An example of “fish sighting the fly” would be river fishing.  The Mississippi River has a turbidity gauge at Natchez and though I don’t fish Natchez, the river flows at 5 miles an hour making it a safe assumption that the turbidity in Natchez and Vickburg are roughly the same.   Back to my “rule of fives”, I look for a turbidity reading of 50 or less for the river.  If you can’t see the fly in five or six inches, the fish probably can’t either and fishing won’t be good, based on experience.

Of course, one can’t just take one reading and go by it solely.  In the area I fish, there is more than one gauge.  I read them all and compare the readings.  Right now for example, the further back you go in the marsh, the higher the turbidity.  What’s that mean? Well, because I have observed it with my own eyes, I think it’s just because we had little rain and no hurricanes and the back marsh needs a good flushing, but that’s just my opinion.

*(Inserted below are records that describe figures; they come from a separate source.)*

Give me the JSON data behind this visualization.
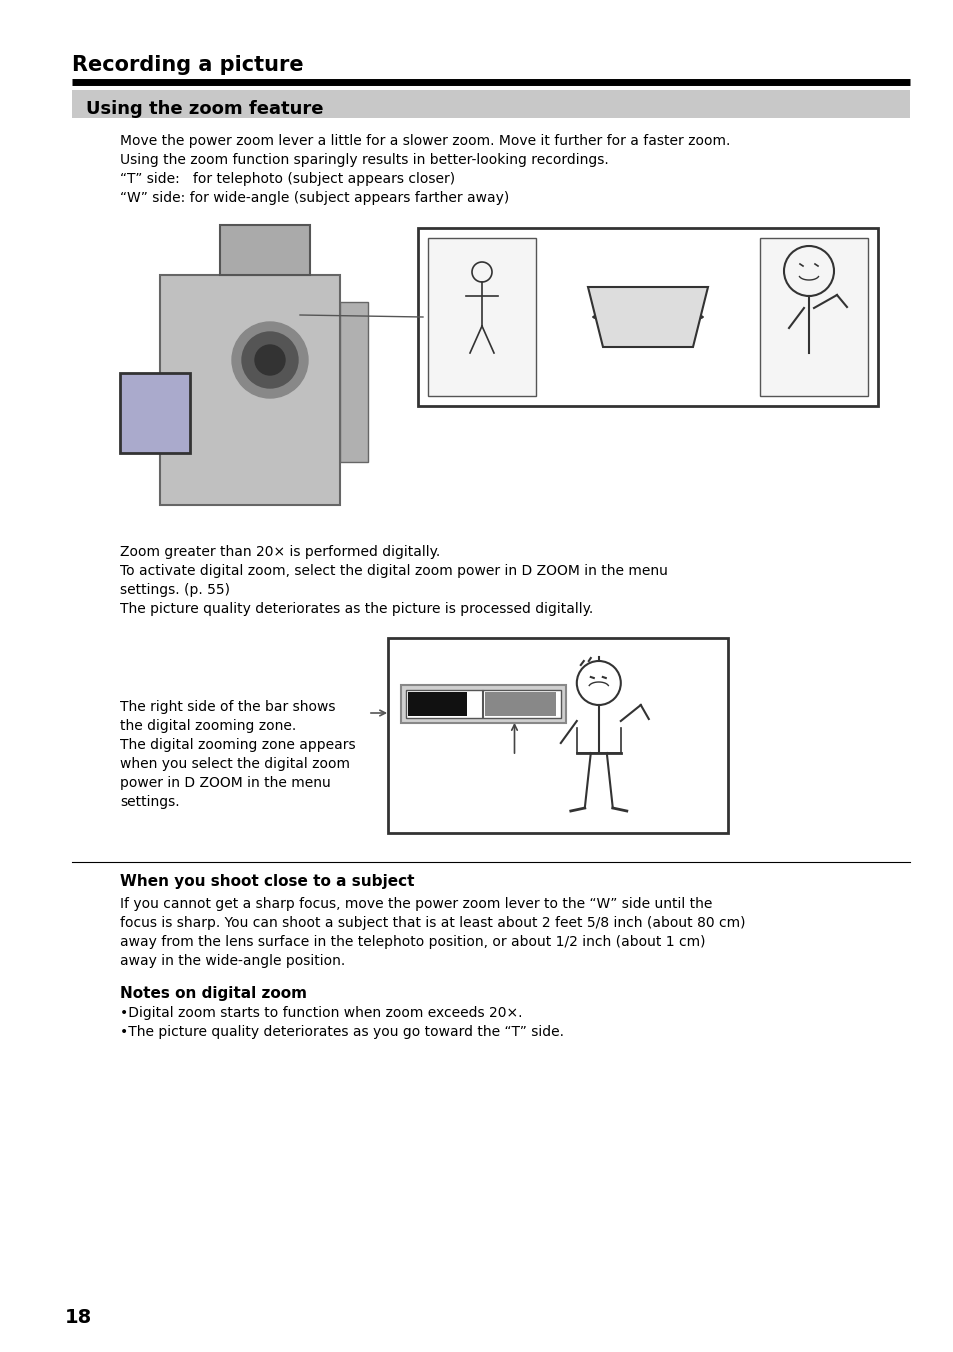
{
  "page_title": "Recording a picture",
  "section_title": "Using the zoom feature",
  "section_bg": "#c8c8c8",
  "body_text_1_lines": [
    "Move the power zoom lever a little for a slower zoom. Move it further for a faster zoom.",
    "Using the zoom function sparingly results in better-looking recordings.",
    "“T” side:   for telephoto (subject appears closer)",
    "“W” side: for wide-angle (subject appears farther away)"
  ],
  "body_text_2_lines": [
    "Zoom greater than 20× is performed digitally.",
    "To activate digital zoom, select the digital zoom power in D ZOOM in the menu",
    "settings. (p. 55)",
    "The picture quality deteriorates as the picture is processed digitally."
  ],
  "callout_text_lines": [
    "The right side of the bar shows",
    "the digital zooming zone.",
    "The digital zooming zone appears",
    "when you select the digital zoom",
    "power in D ZOOM in the menu",
    "settings."
  ],
  "divider_label": "When you shoot close to a subject",
  "divider_body_lines": [
    "If you cannot get a sharp focus, move the power zoom lever to the “W” side until the",
    "focus is sharp. You can shoot a subject that is at least about 2 feet 5/8 inch (about 80 cm)",
    "away from the lens surface in the telephoto position, or about 1/2 inch (about 1 cm)",
    "away in the wide-angle position."
  ],
  "notes_title": "Notes on digital zoom",
  "note_1": "Digital zoom starts to function when zoom exceeds 20×.",
  "note_2": "The picture quality deteriorates as you go toward the “T” side.",
  "page_number": "18",
  "bg_color": "#ffffff",
  "text_color": "#000000"
}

But don’t forget other factors that can affect water clarity.  In 2010 there was tremendous flood on the Mississippi River and my marsh trip to Louisiana was in the midst of it.  I remember standing at the ramp and looking at the cafe’ au lait colored water and thinking “there’s no way we will be able to see a fish”.  But, our very experienced guide took us back into some thick grass flats and suddenly I could see a shell on the bottom in two feet of water.  Grass can clear up the dirtiest water.  And the other nice thing about aquatic grasses is, red fish love it!